Exception in thread "AWT-EventQueue-0" java.util.ConcurrentModificationException: mutation occurred during iteration
	at scala.collection.mutable.MutationTracker$.checkMutations(MutationTracker.scala:43)
	at scala.collection.mutable.MutationTracker$CheckedIterator.hasNext(MutationTracker.scala:59)
	at scala.collection.IterableOnceOps.foreach(IterableOnce.scala:563)
	at scala.collection.IterableOnceOps.foreach$(IterableOnce.scala:561)
	at scala.collection.AbstractIterable.foreach(Iterable.scala:919)
	at scala.swing.Reactions$Impl.apply(Reactions.scala:25)
	at scala.swing.Reactions$Impl.apply(Reactions.scala:19)
	at scala.swing.Publisher.$anonfun$publish$1(Publisher.scala:52)
	at scala.swing.Publisher.$anonfun$publish$1$adapted(Publisher.scala:52)
	at scala.collection.IterableOnceOps.foreach(IterableOnce.scala:563)
	at scala.collection.IterableOnceOps.foreach$(IterableOnce.scala:561)
	at scala.swing.SetWrapper.foreach(SetWrapper.scala:20)
	at scala.swing.Publisher.publish(Publisher.scala:52)
	at scala.swing.Publisher.publish$(Publisher.scala:52)
	at scala.swing.Component.publish(Component.scala:48)
	at de.sciss.swingplus.ScrollBar$$anon$2.adjustmentValueChanged(ScrollBar.scala:36)
	at java.desktop/javax.swing.JScrollBar.fireAdjustmentValueChanged(JScrollBar.java:711)
	at java.desktop/javax.swing.JScrollBar$ModelListener.stateChanged(JScrollBar.java:733)
	at java.desktop/javax.swing.DefaultBoundedRangeModel.fireStateChanged(DefaultBoundedRangeModel.java:371)
	at java.desktop/javax.swing.DefaultBoundedRangeModel.setRangeProperties(DefaultBoundedRangeModel.java:309)
	at java.desktop/javax.swing.DefaultBoundedRangeModel.setValueIsAdjusting(DefaultBoundedRangeModel.java:238)
	at java.desktop/javax.swing.JScrollBar.setValueIsAdjusting(JScrollBar.java:591)
	at java.desktop/javax.swing.plaf.basic.BasicScrollBarUI$TrackListener.mouseReleased(BasicScrollBarUI.java:1219)
	at java.desktop/java.awt.AWTEventMulticaster.mouseReleased(AWTEventMulticaster.java:297)
	at java.desktop/java.awt.Component.processMouseEvent(Component.java:6635)
	at java.desktop/javax.swing.JComponent.processMouseEvent(JComponent.java:3342)

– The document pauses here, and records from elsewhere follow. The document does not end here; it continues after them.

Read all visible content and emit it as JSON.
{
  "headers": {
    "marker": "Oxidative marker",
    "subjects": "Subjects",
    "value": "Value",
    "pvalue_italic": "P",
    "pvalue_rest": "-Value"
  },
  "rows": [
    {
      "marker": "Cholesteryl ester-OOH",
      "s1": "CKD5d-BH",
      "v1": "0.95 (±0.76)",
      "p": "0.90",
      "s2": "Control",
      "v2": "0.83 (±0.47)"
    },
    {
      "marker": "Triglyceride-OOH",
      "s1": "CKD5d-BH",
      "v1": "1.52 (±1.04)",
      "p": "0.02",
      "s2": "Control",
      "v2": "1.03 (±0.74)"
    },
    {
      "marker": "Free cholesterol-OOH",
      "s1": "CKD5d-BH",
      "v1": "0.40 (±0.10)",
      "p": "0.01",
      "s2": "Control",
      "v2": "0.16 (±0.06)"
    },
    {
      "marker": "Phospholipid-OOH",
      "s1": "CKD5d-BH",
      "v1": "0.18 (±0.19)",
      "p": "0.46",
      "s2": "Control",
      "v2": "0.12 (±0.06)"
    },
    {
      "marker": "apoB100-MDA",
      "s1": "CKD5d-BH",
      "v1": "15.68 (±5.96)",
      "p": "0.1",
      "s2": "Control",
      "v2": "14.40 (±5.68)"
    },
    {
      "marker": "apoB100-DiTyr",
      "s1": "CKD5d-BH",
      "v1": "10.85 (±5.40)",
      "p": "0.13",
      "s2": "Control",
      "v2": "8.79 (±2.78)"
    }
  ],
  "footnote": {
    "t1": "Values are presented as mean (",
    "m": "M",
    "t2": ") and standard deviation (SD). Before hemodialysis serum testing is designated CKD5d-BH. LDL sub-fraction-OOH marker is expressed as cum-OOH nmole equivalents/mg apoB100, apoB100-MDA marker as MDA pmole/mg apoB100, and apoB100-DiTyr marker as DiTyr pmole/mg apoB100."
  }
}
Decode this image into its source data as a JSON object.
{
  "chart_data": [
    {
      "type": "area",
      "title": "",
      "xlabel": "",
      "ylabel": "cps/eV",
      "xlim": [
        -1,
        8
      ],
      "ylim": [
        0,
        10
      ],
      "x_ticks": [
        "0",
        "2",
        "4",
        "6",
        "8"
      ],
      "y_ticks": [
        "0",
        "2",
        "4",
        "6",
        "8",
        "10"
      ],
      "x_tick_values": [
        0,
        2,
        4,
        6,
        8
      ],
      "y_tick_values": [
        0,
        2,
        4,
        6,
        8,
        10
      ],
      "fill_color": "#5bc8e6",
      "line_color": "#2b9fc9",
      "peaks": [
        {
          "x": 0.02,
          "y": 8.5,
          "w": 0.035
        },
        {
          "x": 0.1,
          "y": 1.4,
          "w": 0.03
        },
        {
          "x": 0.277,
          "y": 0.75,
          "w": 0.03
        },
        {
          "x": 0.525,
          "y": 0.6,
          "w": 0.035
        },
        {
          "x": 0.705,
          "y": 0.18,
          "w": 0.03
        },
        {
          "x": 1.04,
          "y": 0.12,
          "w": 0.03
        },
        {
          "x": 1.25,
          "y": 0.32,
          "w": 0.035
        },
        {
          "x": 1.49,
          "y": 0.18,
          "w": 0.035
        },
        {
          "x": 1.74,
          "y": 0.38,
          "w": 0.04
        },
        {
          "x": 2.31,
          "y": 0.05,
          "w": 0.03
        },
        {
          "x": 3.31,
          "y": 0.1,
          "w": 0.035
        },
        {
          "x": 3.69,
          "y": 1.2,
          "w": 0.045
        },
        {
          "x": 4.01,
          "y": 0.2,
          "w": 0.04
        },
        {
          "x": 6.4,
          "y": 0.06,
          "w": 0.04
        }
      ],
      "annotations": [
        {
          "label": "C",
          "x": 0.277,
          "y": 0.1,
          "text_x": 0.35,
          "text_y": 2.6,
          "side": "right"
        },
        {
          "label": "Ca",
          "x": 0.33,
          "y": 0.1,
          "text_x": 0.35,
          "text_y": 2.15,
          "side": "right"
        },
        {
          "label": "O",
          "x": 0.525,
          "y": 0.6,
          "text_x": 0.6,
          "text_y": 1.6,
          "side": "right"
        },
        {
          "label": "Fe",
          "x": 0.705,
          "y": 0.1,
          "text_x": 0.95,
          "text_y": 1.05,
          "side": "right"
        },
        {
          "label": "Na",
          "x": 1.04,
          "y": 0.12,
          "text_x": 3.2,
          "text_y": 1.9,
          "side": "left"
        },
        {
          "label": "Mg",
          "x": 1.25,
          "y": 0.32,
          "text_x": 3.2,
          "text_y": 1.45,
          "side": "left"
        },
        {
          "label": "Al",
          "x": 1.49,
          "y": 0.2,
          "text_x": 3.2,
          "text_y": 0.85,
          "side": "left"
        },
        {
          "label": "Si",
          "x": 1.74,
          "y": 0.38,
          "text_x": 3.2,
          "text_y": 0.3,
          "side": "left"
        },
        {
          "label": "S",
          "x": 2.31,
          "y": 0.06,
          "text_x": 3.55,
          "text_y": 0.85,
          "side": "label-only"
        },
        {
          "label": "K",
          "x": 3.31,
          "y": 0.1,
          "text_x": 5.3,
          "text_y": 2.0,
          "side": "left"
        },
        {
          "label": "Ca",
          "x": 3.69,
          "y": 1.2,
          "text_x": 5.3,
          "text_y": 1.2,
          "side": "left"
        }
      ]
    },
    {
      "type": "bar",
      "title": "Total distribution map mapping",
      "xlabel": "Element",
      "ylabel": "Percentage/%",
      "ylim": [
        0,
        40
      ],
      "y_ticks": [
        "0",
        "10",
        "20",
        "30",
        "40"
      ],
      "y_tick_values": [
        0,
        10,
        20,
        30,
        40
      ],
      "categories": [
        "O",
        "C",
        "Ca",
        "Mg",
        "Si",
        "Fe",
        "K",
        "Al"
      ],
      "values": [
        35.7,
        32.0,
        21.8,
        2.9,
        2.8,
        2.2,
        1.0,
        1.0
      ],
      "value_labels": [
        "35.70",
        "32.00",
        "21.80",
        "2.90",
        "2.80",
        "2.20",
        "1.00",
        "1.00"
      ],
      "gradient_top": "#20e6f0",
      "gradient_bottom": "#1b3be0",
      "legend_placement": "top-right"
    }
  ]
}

This my subclass of ScrollBar that fires events

class ScrollBar(orientation0: Orientation.Value, value0: Int, blockIncrement0: Int, minimum0: Int, maximum0: Int)
  extends swing.ScrollBar {
...
  peer.addAdjustmentListener(new java.awt.event.AdjustmentListener {
    def adjustmentValueChanged(e: java.awt.event.AdjustmentEvent): Unit =
      publish(new swing.event.ValueChanged(me))
  })

and I'm quite sure that the exception occurred because I was unregistering a reaction during a reaction callback.